Kanban for kids
Facing the arrival of another child, I set out a few months ago to experiment with ways to help each other get things done together as a family without becoming a task-master of a father. A very simplified Kanban board seemed like a good fit for our kitchen wall, as it visualises what needs doing or other fun things that are planned, helps us to help each other when needed, and enables the kids to take part in the planning and organising of the day.
The photo of our board above is what we’ve ended up with after a few months. It is really a habit tracker – with most of the items on the board being things that we do daily, every few days, weekly or fortnightly. Some points that we’ve found helpful:
- Items specific to the kids are colour coded (ie. we have a “Put clothes away” item for each child in their colour).
- We have some incentives – each item has a number of associated “service points” . For eg. 5 for putting away clothes, 15 for taking the dog out for a walk etc. (agreed with the kids and adjusted on feedback).

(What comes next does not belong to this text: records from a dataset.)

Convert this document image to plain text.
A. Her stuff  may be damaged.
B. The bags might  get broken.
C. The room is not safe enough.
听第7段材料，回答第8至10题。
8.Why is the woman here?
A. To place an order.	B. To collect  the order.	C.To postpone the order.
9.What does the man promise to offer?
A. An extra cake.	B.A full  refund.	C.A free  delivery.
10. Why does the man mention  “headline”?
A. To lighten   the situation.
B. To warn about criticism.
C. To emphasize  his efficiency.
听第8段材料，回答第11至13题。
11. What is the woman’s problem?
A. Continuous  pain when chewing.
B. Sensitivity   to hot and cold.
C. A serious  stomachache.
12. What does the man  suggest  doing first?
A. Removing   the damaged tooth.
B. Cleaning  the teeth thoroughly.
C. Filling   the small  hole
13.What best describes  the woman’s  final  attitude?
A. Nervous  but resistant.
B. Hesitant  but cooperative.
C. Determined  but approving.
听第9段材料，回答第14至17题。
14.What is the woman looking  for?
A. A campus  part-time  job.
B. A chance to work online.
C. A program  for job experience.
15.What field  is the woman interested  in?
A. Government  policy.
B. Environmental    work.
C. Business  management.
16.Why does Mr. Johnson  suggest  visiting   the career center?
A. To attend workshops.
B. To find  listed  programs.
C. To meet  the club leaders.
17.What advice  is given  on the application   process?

- We have incentives to have fun doing items together – if you complete an item together with someone else, you get 50% extra service points, simply to encourage having fun doing things together (we put a magnet on the item to signify this).
- We very rarely tell the kids to do something – in extreme circumstances I’ve told my daughter I need her to take the dog out now as I can’t do it myself, but it’s something we generally avoid, in fact…
- The kids generally choose what item they want to do next and when they want to do it (ie. “You’d like to help daddy set the table for lunch? Shall we do it now or after playing Lego for a while?”).
- Each item has a drawing and is laminated with a small magnet, so that we can stack certain items together (for eg, we have a stack of cards related to the dog which are done in order each day – dog breakfast, walk 7am-ish, Walk 11am-ish, etc).
- We start each day by pulling things that we want to do into the backlog (in addition to the daily stuff). Some items are weekly, which we store in a stack for each day on the top-left. Other items are ad-hoc which we pull in from the mess on the bottom left.
- We limit the number of cards in the TODO and Doing lanes to 4, to help us help each flow (or review whether we really want to do something).
- We don’t put normal stuff like playing lego or dressups there – the kids can play whenever they want without feeling they need to have an item on the board
So far it’s been a great help, but as always, a continual learning process. Each child is motivated by different things, and yet the end goal is that we’d all enjoy helping each other without extrinsic motivation. Interestingly, one of the most freeing things has been for the kids (and my wife) to get used to the fact that it’s OK to say, no, I don’t feel like doing that today, I’m just going to move the card over to Thursday for the moment. That is, the board is something we control – a helpful way to organise and communicate – it does not tell us what we have to do.
 Service points – The kids can use the service points at the end of the day in ways such as staying up a bit later (1minute per point, within reason), or going out on their own with mum or dad for an ice-cream desert (50 points). We haven’t yet found a good solution for left over points, and are currently converting to Euro-cents as pocket money at the end of the week which works well in terms of value, but I don’t like the direct connection of being paid money to do stuff around the house. Another option I’m trying at the moment is using saved service points as bargaining power for larger items that the kids need (like a new school bag). I’d be glad to hear of other ideas.